Implementation: questions used to focus talks

In the second track of talks on the relationship between the CBD and TRIPS rules, mandated by paragraph 12 of the Doha Declaration on implementation issues, WTO Deputy Director General Rufus Yerxa held an informal consultation on the afternoon of 15 March that was framed by a document outlining eleven questions related to disclosure that delegates felt would be able to focus the debate.

The document posed the questions whether the patent system, as presently constituted and applied, provides effective safeguards against the grant and maintenance of erroneous patents; if disclosure requirements of the sort proposed necessary or helpful for reducing the existence of erroneous patents; whether the effective functioning and the enforcement of national access and benefit-sharing regimes can be secured on the basis of national legislation, including contracts, without a disclosure requirements in the patent system; and how the national-based approach and the various disclosure proposals would contribute towards achieving these aims.

In taking up these questions, the Disclosure Group reiterated its call for a specific mandate for text-based negotiations on a multilateral disclosure requirement (see Bridges Trade BioRes, 28 October 2005), and used the questions along with a number of examples to try to dispel misunderstandings and demonstrate that disclosure requirements would not be burdensome. The US reiterated its support for national ABS schemes and a contract-based approach. Japan noted that it did not support disclosure requirements. Canada, Australia and New Zealand suggested they were undecided and asked for more information. Argentina, on the other hand, noted that it had never been part of the Disclosure Group and took a stand against a multilateral disclosure requirement. Norway said that while they did not believe that there was per se a contradiction between the CBD and the TRIPS Agreement, they were in support of amending the TRIPS Agreement to include an international mandatory disclosure requirement in patent applications. The EU continued to support disclosure, though not a binding requirement, while Switzerland persisted in trying to move discussions to the World Intellectual Property Organization (WIPO).
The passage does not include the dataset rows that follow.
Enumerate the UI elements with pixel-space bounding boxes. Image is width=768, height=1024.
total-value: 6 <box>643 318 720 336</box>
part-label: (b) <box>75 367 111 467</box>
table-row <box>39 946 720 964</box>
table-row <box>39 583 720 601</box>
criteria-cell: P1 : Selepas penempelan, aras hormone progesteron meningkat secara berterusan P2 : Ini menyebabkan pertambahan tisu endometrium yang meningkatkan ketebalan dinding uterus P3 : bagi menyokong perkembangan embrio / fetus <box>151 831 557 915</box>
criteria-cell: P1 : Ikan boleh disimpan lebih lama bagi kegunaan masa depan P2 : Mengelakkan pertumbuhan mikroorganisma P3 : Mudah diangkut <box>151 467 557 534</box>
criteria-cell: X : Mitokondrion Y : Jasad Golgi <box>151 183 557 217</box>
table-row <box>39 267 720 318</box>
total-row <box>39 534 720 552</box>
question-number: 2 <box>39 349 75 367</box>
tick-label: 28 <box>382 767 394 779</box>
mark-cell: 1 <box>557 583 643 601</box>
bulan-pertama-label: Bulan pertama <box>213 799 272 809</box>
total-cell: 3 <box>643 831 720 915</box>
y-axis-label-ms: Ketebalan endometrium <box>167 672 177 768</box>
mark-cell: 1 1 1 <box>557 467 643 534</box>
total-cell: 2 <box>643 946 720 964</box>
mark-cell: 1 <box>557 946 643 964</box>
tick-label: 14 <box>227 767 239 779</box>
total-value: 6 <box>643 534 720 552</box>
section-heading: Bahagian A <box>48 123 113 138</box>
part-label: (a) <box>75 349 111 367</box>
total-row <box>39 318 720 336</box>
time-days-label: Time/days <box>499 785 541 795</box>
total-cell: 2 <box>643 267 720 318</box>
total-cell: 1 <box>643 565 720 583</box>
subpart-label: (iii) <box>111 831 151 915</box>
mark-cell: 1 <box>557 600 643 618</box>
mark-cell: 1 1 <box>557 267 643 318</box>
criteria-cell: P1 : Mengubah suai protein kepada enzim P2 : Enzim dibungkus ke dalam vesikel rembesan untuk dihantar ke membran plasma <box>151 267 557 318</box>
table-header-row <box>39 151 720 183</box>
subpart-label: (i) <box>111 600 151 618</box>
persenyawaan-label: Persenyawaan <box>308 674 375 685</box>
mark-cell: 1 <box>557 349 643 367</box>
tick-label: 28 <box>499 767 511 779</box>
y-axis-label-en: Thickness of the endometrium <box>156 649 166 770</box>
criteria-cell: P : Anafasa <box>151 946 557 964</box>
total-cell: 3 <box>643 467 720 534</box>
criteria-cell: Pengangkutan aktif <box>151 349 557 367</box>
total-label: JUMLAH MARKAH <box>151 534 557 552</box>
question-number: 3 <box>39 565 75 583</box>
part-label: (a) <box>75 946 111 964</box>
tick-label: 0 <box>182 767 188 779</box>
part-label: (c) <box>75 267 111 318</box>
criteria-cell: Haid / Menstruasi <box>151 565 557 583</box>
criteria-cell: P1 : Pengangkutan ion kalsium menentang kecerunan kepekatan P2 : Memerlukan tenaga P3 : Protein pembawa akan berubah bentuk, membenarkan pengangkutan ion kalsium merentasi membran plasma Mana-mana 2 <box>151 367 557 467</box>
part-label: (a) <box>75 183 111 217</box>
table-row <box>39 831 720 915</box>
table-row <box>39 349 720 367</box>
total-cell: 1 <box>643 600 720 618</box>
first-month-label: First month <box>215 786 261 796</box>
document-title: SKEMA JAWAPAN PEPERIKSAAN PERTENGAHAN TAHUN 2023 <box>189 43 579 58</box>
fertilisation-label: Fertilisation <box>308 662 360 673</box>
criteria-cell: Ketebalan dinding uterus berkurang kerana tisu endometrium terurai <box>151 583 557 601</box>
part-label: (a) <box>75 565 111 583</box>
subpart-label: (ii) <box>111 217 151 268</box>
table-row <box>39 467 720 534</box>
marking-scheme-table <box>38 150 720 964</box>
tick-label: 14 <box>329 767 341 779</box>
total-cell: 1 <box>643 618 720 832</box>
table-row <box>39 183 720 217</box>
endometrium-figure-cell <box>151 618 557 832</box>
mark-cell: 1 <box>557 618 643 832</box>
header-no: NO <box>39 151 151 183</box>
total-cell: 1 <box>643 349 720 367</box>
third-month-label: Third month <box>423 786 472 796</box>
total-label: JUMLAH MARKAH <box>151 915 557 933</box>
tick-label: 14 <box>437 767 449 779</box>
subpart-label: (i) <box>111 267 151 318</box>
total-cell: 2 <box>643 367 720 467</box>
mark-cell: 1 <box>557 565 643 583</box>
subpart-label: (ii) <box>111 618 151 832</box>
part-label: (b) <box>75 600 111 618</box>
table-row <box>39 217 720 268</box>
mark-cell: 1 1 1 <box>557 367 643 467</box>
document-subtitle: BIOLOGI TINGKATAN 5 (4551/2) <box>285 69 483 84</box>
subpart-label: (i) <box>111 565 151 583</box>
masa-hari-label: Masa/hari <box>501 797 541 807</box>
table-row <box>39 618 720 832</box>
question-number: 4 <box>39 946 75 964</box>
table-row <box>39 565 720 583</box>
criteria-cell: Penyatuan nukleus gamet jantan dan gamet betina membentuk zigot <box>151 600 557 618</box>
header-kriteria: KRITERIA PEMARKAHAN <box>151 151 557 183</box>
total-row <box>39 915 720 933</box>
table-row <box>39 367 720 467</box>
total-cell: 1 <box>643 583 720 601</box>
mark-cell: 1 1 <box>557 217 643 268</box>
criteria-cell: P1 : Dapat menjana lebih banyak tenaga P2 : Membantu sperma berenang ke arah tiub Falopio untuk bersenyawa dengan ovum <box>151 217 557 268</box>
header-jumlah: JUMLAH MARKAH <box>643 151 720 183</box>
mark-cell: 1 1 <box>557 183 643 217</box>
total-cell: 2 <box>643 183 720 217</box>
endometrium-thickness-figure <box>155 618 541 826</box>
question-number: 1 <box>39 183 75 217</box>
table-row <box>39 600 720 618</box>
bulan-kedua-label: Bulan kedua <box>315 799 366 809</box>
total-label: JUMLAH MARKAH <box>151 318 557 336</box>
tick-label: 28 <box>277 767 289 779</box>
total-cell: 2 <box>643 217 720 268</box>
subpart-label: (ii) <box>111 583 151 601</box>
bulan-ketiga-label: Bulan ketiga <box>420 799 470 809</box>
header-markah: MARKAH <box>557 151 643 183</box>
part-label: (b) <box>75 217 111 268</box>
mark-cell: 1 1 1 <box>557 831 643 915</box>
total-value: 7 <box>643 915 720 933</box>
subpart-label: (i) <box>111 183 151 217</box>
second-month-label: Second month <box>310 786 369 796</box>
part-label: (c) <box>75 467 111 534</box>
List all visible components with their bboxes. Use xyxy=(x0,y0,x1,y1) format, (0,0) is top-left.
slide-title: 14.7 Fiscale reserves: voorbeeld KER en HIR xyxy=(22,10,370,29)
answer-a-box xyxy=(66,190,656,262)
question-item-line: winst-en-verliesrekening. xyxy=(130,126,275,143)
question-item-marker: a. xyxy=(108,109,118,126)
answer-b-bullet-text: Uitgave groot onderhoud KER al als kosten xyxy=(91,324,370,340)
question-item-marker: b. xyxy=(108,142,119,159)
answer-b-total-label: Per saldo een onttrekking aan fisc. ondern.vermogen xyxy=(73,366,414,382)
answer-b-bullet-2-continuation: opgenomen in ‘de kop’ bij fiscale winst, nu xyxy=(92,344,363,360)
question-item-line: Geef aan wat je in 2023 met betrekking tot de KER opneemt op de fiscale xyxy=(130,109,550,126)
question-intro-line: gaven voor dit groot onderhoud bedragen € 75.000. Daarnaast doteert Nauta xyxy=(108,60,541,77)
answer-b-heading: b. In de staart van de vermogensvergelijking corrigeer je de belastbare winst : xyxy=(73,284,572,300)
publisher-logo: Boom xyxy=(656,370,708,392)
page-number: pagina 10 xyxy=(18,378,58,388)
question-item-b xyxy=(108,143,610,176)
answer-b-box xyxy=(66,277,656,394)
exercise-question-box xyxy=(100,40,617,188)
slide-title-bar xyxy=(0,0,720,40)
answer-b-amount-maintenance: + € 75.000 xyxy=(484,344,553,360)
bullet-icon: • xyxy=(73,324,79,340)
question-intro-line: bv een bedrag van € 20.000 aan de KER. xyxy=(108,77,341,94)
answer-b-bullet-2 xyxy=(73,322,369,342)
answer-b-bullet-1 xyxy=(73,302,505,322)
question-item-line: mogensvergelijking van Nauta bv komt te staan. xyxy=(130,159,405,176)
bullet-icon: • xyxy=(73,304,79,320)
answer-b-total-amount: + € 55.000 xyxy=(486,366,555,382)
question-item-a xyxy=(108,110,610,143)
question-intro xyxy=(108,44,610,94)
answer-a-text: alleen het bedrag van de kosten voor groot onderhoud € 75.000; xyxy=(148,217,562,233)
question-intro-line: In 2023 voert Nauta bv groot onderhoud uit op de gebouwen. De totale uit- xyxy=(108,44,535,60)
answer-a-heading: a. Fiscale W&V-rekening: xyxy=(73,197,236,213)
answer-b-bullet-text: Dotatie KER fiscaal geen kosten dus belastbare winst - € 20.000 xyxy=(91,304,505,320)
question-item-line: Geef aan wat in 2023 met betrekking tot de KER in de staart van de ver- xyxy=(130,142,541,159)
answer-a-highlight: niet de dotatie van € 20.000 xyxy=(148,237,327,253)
WTO Members suggested that the structure of the informal consultations led to "very positive" discussions that will continue on 23 March. However, it was clear that the differing levels of political ambition have yet to be resolved, with one official saying that "some of us want to play soccer while others want to play rugby".

ICTSD Reporting; "WTO Discussions On Biodiversity Intensify As Differences Remain," IP WATCH, 15 March 2006; "New Submissions Feed CBD Debate At TRIPS Council Meeting," IP WATCH, 14 March 2006.